Happy Valentine's Day, fellow writers. If this day is about love, let us now love and cherish the "spirit" within us that makes us write. I have been thinking about what makes a writer a writer, and am looking forward to getting insights from Susan Colleen Browne tomorrow.
And now, through loving synchronicity, up pops a biographical article on Abraham Maslow on my IPad. I remember getting so excited in college as I read his theory of self actualization and hierarchy of needs. This must be where we should all strive for, I thought, on top of the hierarchy. If we were there, in that top golden triangle, we wouldn't have war, we wouldn't be consumed with dominating others, etc.
What does Maslow have to do with writing? This morning I read this excerpt from his 1954 collected papers, Motivation and Personality:
"A musician must make music, an artist must paint, a poet must write, if he is to be ultimately at peace with himself. What a man can be, he must be. He must be true to his own nature.
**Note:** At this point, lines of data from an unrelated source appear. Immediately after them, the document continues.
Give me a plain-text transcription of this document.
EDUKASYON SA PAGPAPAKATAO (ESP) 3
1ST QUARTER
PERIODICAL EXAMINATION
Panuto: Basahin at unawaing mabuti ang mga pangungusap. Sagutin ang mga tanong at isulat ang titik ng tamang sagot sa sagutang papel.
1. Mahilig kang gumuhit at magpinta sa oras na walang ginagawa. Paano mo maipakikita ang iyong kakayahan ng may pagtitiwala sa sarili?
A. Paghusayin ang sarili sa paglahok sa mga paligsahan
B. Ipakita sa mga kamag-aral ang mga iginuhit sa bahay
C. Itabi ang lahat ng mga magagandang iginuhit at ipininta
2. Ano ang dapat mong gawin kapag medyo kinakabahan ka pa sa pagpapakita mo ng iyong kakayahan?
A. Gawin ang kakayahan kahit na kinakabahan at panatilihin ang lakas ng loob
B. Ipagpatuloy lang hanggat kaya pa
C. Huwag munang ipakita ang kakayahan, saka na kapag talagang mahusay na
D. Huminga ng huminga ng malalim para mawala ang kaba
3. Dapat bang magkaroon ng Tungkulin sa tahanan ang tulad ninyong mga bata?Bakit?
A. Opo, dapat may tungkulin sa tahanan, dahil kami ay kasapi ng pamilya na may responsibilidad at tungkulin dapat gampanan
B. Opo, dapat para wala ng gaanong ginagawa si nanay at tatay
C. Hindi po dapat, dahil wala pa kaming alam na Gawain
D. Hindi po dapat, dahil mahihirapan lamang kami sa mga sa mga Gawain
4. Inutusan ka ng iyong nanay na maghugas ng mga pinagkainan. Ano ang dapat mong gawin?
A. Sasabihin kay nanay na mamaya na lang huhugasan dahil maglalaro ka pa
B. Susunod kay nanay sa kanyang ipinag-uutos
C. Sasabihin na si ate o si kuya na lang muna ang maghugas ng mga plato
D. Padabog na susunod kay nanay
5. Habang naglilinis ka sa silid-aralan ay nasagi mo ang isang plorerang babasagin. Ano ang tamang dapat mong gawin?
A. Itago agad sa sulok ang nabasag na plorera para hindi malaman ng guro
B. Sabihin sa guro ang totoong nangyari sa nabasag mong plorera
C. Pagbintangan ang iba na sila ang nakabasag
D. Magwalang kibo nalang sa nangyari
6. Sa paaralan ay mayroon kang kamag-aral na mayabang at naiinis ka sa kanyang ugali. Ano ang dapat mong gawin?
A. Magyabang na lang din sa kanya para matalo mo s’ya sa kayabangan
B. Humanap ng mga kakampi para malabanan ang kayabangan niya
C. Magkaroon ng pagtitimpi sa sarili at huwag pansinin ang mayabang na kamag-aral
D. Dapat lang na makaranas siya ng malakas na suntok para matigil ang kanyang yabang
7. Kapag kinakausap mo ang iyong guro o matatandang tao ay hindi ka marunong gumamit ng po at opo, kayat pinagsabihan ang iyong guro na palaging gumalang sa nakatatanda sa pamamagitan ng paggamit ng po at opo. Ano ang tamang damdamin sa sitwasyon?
This need we may call self-actualization . . .(it) refers to man's desire for self-fulfillment, namely, to the tendency for him to become more actualized in what he is potentially. This tendency might be phrased as the desire to become more and more what one idiosyncratically is, to become everything one is capable of becoming."
I realize now, after nearly 50 years, that the work that makes me feels self-actualized is writing. And self-actualization fuels the loving energy to do the work: the daily practices that feel like piano scales, the editing and editing, the intense observations using all senses, the great reading and not so great reading, the emotional dredging that feels like you are wielding your own scalpel.
So much to learn, so much to do, so little time.